Et de poursuivre « En particulier les opérations menées depuis le 28 juillet contre les campements illicites de Roms n’ont donné lieu qu’à un nombre trop limité de reconduites à la frontière »
Est-ce par connivence ou par ignorance, le gouvernement lui ayant caché cette circulaire, que la commission européenne s’est déclarée satisfaite des explications données par les autorités françaises ?
Et voulant, enfin, se prémunir de l’inévitable, la circulaire s’attarde ensuite sur les moyens pour empêcher « l’installation de nouveaux campements illicites de Roms ».
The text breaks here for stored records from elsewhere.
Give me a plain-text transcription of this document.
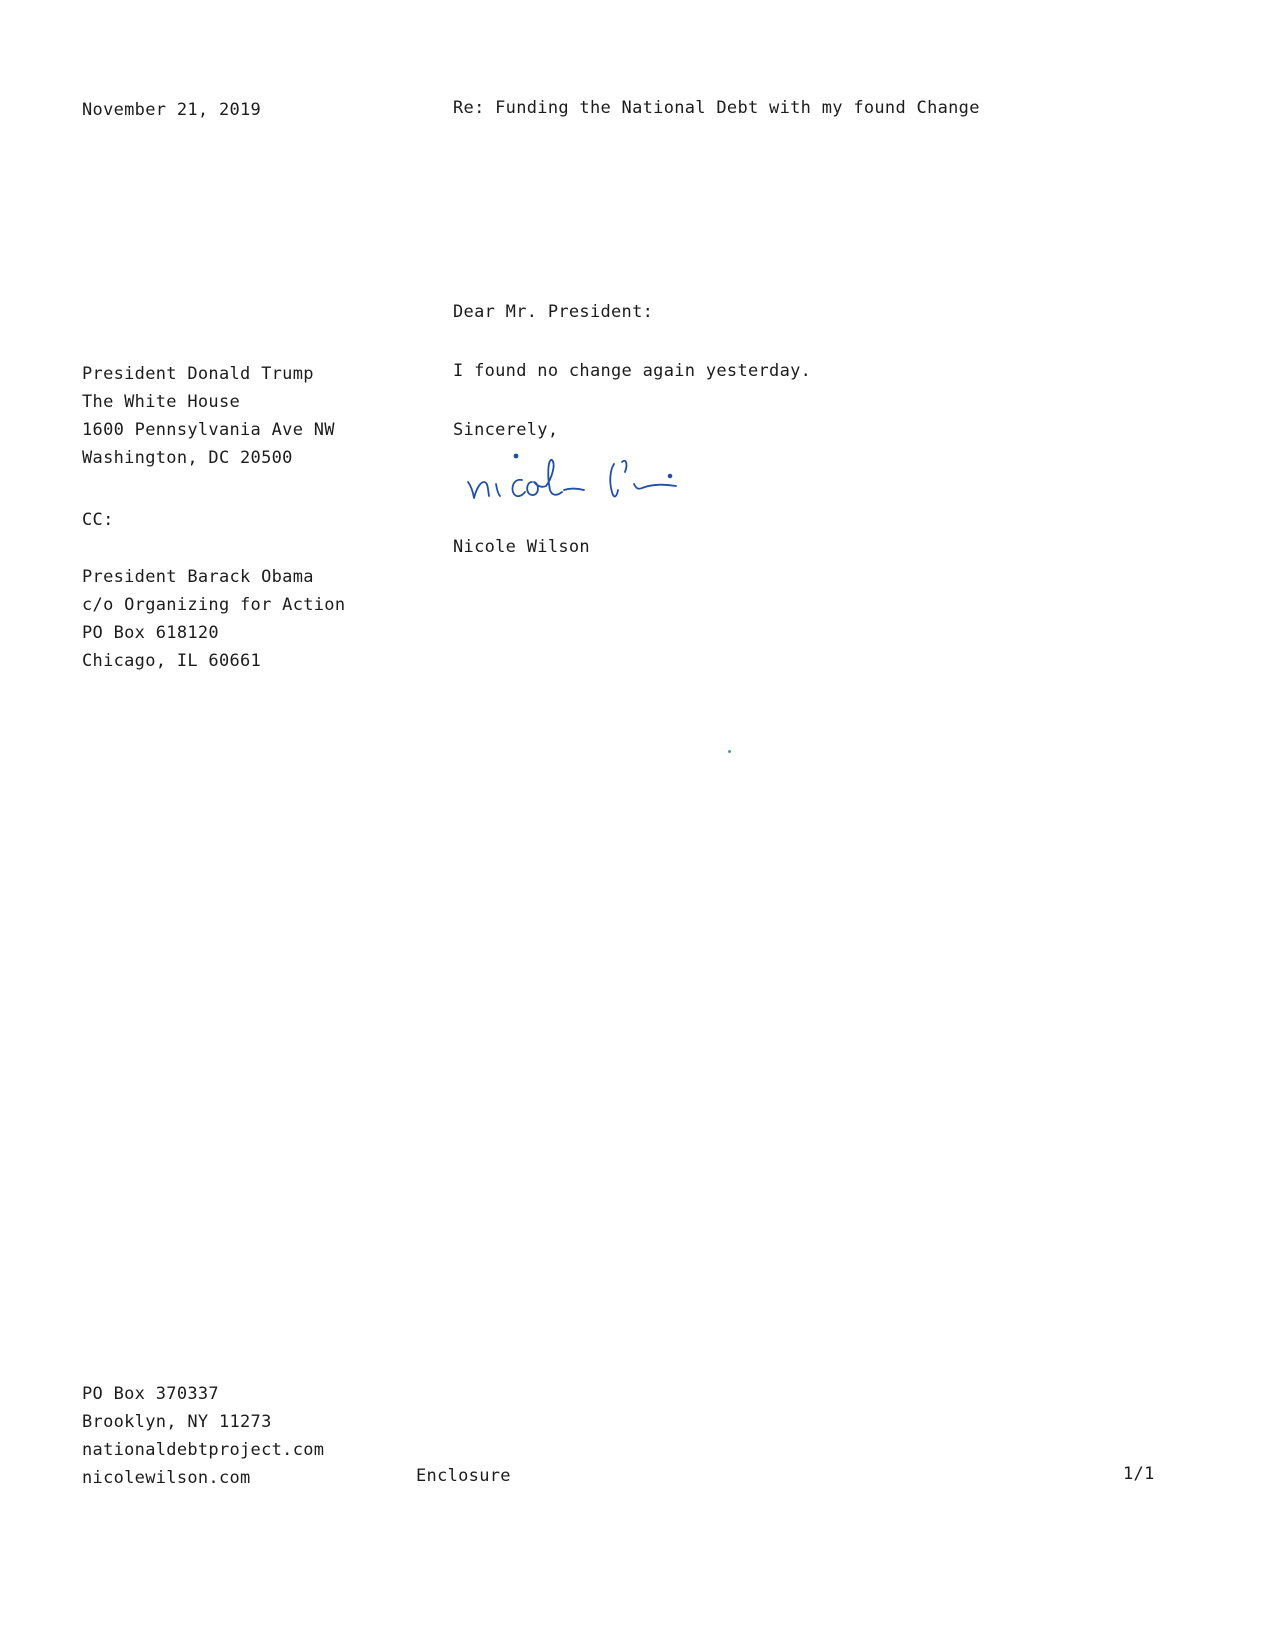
November 21, 2019	Re: Funding the National Debt with my found Change
Dear Mr. President:
President Donald Trump
The White House
1600 Pennsylvania Ave NW
Washington, DC 20500
I found no change again yesterday.
Sincerely,
Nicole Wilson
CC:
President Barack Obama
c/o Organizing for Action
PO Box 618120
Chicago, IL 60661
PO Box 370337
Brooklyn, NY 11273
nationaldebtproject.com
nicolewilson.com	Enclosure	1/1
L’article 225-1 du Code Pénal définit la discrimination comme « toute distinction opérée entre les personnes physiques à raison de leur origine…..de leur appartenance ou de leur non appartenance, vraie ou supposée, à une ethnie….
Si les mots ont encore un sens, mais en ont-ils un pour M. Hortefeux, comme qualifier autrement sa circulaire du 5 août 2010 que d’ouvertement discriminatoire ?
Si les faits ne subissent pas les distorsions de ces faiseurs de vérité manière 1984, comment qualifier autrement la réunion du 28 juillet 2010 convoquée part le président de la République que comme la stigmatisation d’une communauté à raison de son origine et de sa situation sociale ?
Il y a quelque chose qui va bien au-delà du scandale dans ce verbe administratif. Il y a l’angoisse de constater que d’auvergnats en maghrébins, de musulmans français forcément « accueillis » dans le pays où ils sont nés, en Roms pique-assiettes de notre système social et Gens du Voyage forcément délinquants, se dessine le portrait d’une politique qui n’hésite pas à s’en prendre à des communautés entières sur la base de leur origine ou de leur religion.
Sans éthique, sans principes, l’actuel pouvoir politique se dispense de plus en plus de faux semblants au point de mettre par écrit ce qui hante ses pensées.